Israel has called the proposed deal “dead,” and, along with fellow commissioner Bill Chadwick, said it was time to move on to an alternative plan. The commission, after all, is facing a gigantic rent increase from the state, which owns the stadium. The commission’s lease, which expired last January and is still being negotiated, could have an annual rent increase from its current $80,000 to as much as $2.5 million. That would prompt the commission to somehow pass those costs along to USC, or maybe hand the stadium keys to the school and let it deal directly with the state.
Meanwhile, we’re starting to learn the contents of some of those sealed bids for the property in the Angel Stadium parking lot earmarked for an NFL venue. In today’s edition, The Times reports that a developer will offer more than $150 million for the rights to develop a retail and residential complex on 53 acres in Anaheim, or three times more than what the NFL would pay.
Anaheim might have come as close to anyone to getting a stadium deal done, because of that land component. That might be the model of the future in California; the league doesn’t get public money per se, but cheap land with development opportunities. Those are the working models for the San Diego Chargers and San Francisco 49ers in their stadium proposals.
The next real L.A. concept will most likely have a real-estate component.
That brings us to Dodger Stadium, where there is ample room to put an NFL stadium, even though any attempt to do so would surely be met by stiff resistance from politicians and nearby residents.

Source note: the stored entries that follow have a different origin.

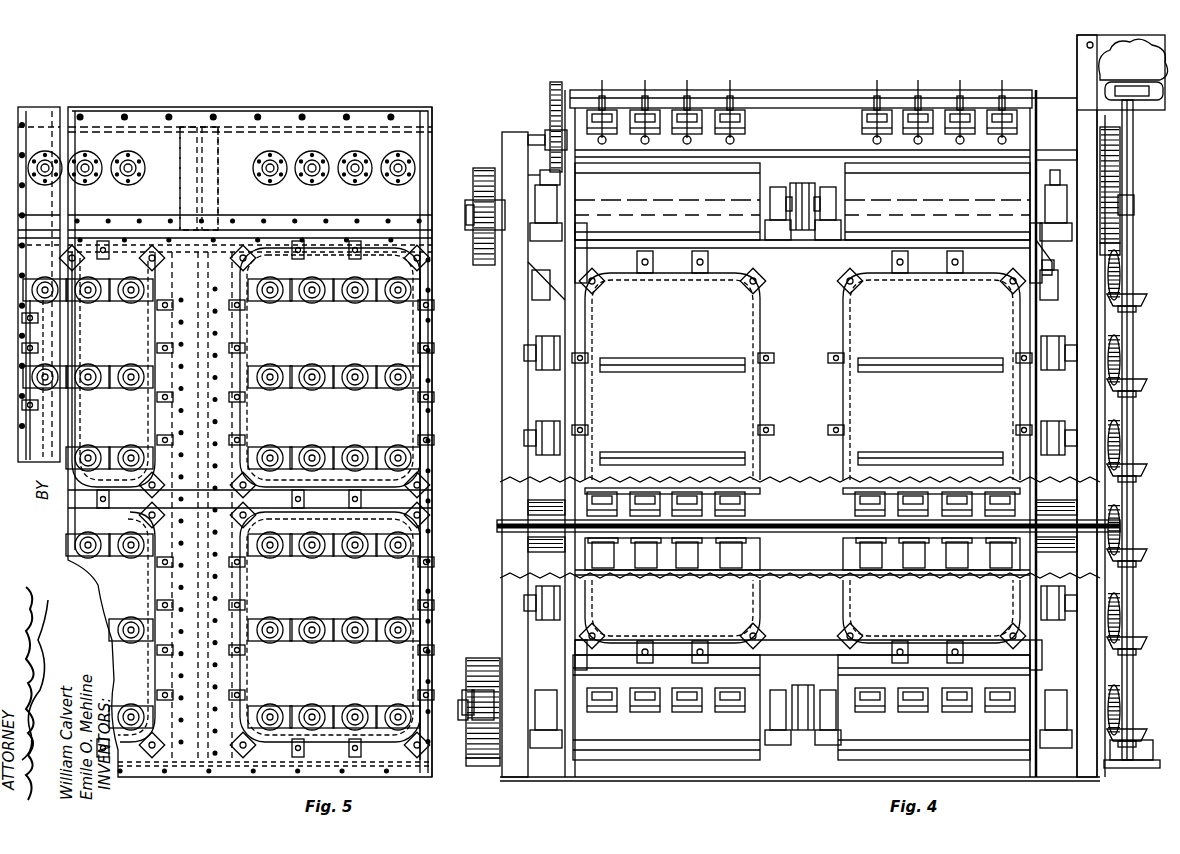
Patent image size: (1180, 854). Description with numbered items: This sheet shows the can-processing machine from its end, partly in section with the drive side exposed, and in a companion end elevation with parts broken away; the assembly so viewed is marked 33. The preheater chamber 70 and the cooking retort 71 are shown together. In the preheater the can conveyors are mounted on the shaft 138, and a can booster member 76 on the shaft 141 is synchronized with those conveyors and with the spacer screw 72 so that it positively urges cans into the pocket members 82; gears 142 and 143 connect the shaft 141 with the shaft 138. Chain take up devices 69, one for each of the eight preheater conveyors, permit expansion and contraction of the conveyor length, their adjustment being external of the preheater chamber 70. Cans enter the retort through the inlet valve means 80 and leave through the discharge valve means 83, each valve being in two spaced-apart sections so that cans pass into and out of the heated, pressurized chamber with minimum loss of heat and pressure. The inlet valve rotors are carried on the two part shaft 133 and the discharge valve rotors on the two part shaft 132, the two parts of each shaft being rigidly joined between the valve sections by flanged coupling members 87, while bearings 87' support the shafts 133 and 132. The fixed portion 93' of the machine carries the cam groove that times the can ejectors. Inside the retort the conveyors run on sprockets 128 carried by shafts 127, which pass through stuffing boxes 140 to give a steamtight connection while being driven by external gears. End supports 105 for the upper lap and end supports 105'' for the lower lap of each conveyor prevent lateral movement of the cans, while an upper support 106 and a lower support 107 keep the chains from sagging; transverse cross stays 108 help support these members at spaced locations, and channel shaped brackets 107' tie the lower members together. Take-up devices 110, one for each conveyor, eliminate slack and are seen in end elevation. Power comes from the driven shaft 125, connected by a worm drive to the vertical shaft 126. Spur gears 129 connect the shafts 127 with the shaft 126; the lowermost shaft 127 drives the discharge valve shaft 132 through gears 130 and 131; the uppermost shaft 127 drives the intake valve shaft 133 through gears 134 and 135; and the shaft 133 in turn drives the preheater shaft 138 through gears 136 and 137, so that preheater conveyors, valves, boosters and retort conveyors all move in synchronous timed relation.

In FIG. 5, the roller conveyor section 33 is at (235, 103).
In FIG. 4, the roller conveyor section 33 is at (785, 72).
In FIG. 5, the chain take up devices 69 is at (60, 175).
In FIG. 5, the preheater chamber 70 is at (437, 162).
In FIG. 4, the preheater chamber 70 is at (1036, 133).
In FIG. 5, the cooking retort 71 is at (441, 433).
In FIG. 4, the cooking retort 71 is at (1040, 322).
In FIG. 4, the spacer screw 72 is at (727, 145).
In FIG. 4, the can booster member 76 is at (684, 84).
In FIG. 4, the inlet valve means 80 is at (740, 228).
In FIG. 4, the pocket members 82 is at (725, 492).
In FIG. 4, the discharge valve means 83 is at (690, 747).
In FIG. 4, the flanged coupling members 87 is at (802, 451).
In FIG. 4, the bearings 87' is at (803, 457).
In FIG. 4, the fixed portion of the machine 93' is at (798, 436).
In FIG. 4, the end supports 105 is at (801, 437).
In FIG. 4, the end supports for lower lap 105'' is at (802, 554).
In FIG. 4, the upper support 106 is at (752, 527).
In FIG. 4, the lower support 107 is at (667, 571).
In FIG. 4, the channel shaped brackets 107' is at (936, 571).
In FIG. 4, the transverse cross stays 108 is at (790, 548).
In FIG. 5, the take-up devices 110 is at (352, 303).
In FIG. 4, the driven shaft 125 is at (1165, 62).
In FIG. 4, the vertical shaft 126 is at (1135, 120).
In FIG. 4, the shafts 127 is at (535, 285).
In FIG. 4, the sprockets 128 is at (607, 560).
In FIG. 4, the spur gears 129 is at (1140, 380).
In FIG. 4, the gear 130 is at (480, 656).
In FIG. 4, the gear 131 is at (478, 767).
In FIG. 4, the two part shaft 132 is at (470, 718).
In FIG. 4, the two part shaft 133 is at (503, 198).
In FIG. 4, the gear 134 is at (482, 268).
In FIG. 4, the gear 135 is at (480, 165).
In FIG. 4, the gear 136 is at (1122, 235).
In FIG. 4, the gear 137 is at (1122, 135).
In FIG. 4, the shaft 138 is at (1060, 155).
In FIG. 4, the stuffing boxes 140 is at (546, 372).
In FIG. 4, the shaft 141 is at (860, 105).
In FIG. 4, the gear 142 is at (556, 80).
In FIG. 4, the gear 143 is at (552, 132).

The L.A. City Council repeatedly has endorsed the Coliseum as the only suitable home for an NFL team, and civic leaders last year criticized the Dodgers and the NFL for discussing a football stadium in Chavez Ravine.

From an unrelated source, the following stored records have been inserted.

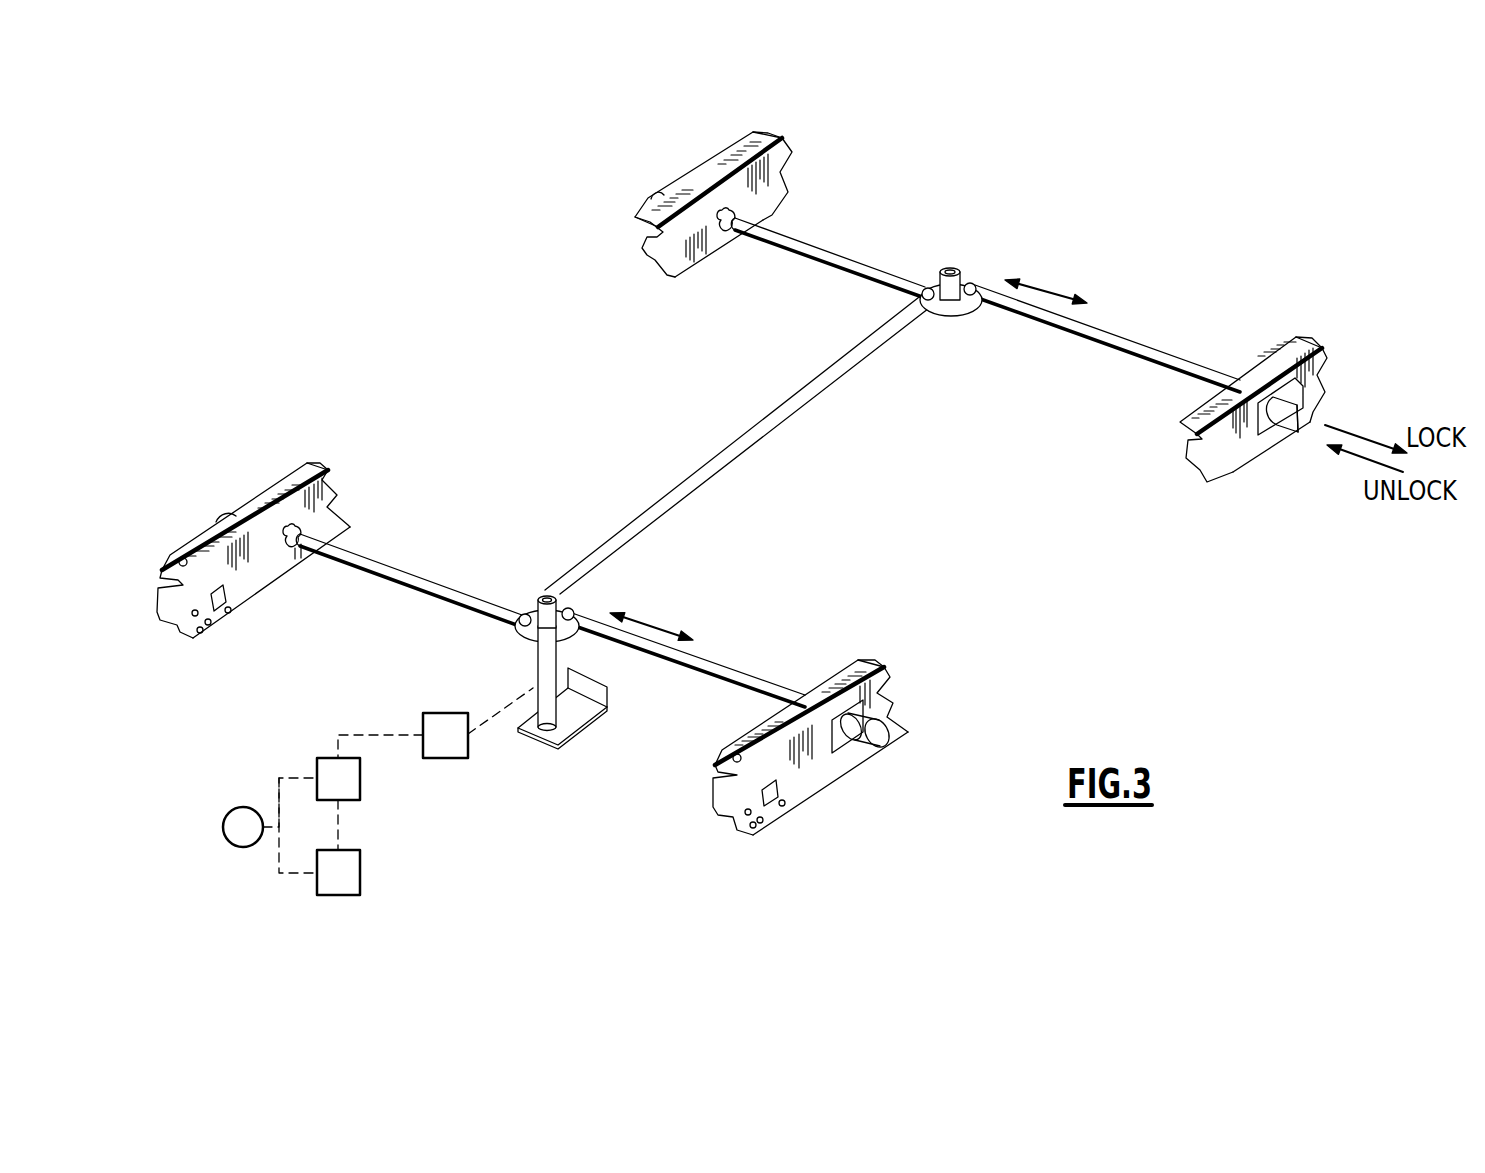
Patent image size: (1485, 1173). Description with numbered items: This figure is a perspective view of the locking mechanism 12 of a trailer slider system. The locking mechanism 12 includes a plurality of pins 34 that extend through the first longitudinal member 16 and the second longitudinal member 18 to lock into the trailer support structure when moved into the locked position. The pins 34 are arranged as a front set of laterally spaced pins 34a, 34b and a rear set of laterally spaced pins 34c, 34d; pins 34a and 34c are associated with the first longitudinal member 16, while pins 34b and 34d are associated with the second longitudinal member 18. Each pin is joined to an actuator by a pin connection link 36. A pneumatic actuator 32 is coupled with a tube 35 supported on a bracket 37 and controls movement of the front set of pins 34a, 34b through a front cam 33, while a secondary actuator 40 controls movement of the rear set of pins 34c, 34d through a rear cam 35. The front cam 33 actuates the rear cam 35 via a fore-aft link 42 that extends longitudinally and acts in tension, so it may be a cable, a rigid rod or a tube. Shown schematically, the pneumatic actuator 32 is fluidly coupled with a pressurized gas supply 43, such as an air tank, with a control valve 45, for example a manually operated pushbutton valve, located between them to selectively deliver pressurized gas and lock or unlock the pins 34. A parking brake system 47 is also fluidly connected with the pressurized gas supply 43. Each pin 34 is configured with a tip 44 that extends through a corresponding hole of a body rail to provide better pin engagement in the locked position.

The locking mechanism 12 is at (492, 412).
The first longitudinal member 16 is at (471, 383).
The second longitudinal member 18 is at (1043, 597).
The pneumatic actuator 32 is at (450, 758).
The front cam 33 is at (566, 606).
The pins 34 is at (660, 192).
The front pin 34a is at (220, 518).
The front pin 34b is at (850, 733).
The rear pin 34c is at (655, 196).
The rear pin 34d is at (1328, 365).
The rear cam 35 is at (960, 283).
The pin connection link 36 is at (828, 255).
The bracket 37 is at (603, 692).
The secondary actuator 40 is at (978, 352).
The fore-aft link 42 is at (688, 480).
The pressurized gas supply 43 is at (225, 817).
The tip 44 is at (893, 718).
The control valve 45 is at (363, 783).
The parking brake system 47 is at (363, 876).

That criticism came after the Boston Herald revealed the secret plans of Dodgers owner Frank McCourt for a 65,000-seat football stadium and an adjacent retail complex in the Dodger Stadium parking lot. Executives from the Dodgers and the NFL met twice to discuss the proposal, with McCourt saying the NFL initiated the meetings and the NFL saying McCourt did.
Later, Mayor Antonio Villaraigosa said that McCourt “didn’t understand the depth and the extent of the community consensus behind the Coliseum,” and McCourt pledged not to pursue an NFL stadium “so long as the Coliseum is a viable site.”
But, in recent comments to The Times, Villaraigosa said he has heard from “representatives” he would not identify -- although not from the NFL directly -- that the league prefers the Dodger Stadium site to a rebuilt Coliseum. He said he stands behind the Coliseum proposal, but declined to say the NFL must play there or nowhere in L.A.
“We’re focused on the Coliseum,” Villaraigosa said. “That’s our venue of choice until such time as the NFL rejects it out of hand.”
If the NFL did so, would he support the Dodger Stadium site?
“We’ll cross that bridge when we come to it,” he said.
But will they ever come to that bridge? This saga has dragged on for more than a decade. Both the NFL and Dodgers adamantly deny that they have had any conversations since their two meetings last year, though not everyone on the Coliseum Commission is convinced of that.
“I think they’ve been in negotiations for more than a year,” Israel said. “Once those conversations started between the Dodgers and the NFL, I don’t think they ever stopped.”
Fellow commissioner Chadwick agreed, saying he would be “shocked” to learn such discussions weren’t taking place. “To say they weren’t would mean [the NFL is] giving up on L.A.,” he said. “And I don’t believe that for a second.”
As for the rest of us, it’s hard to know what to believe.
And it’s getting even harder to care.
Times staff writer Bill Shaikin contributed to this report.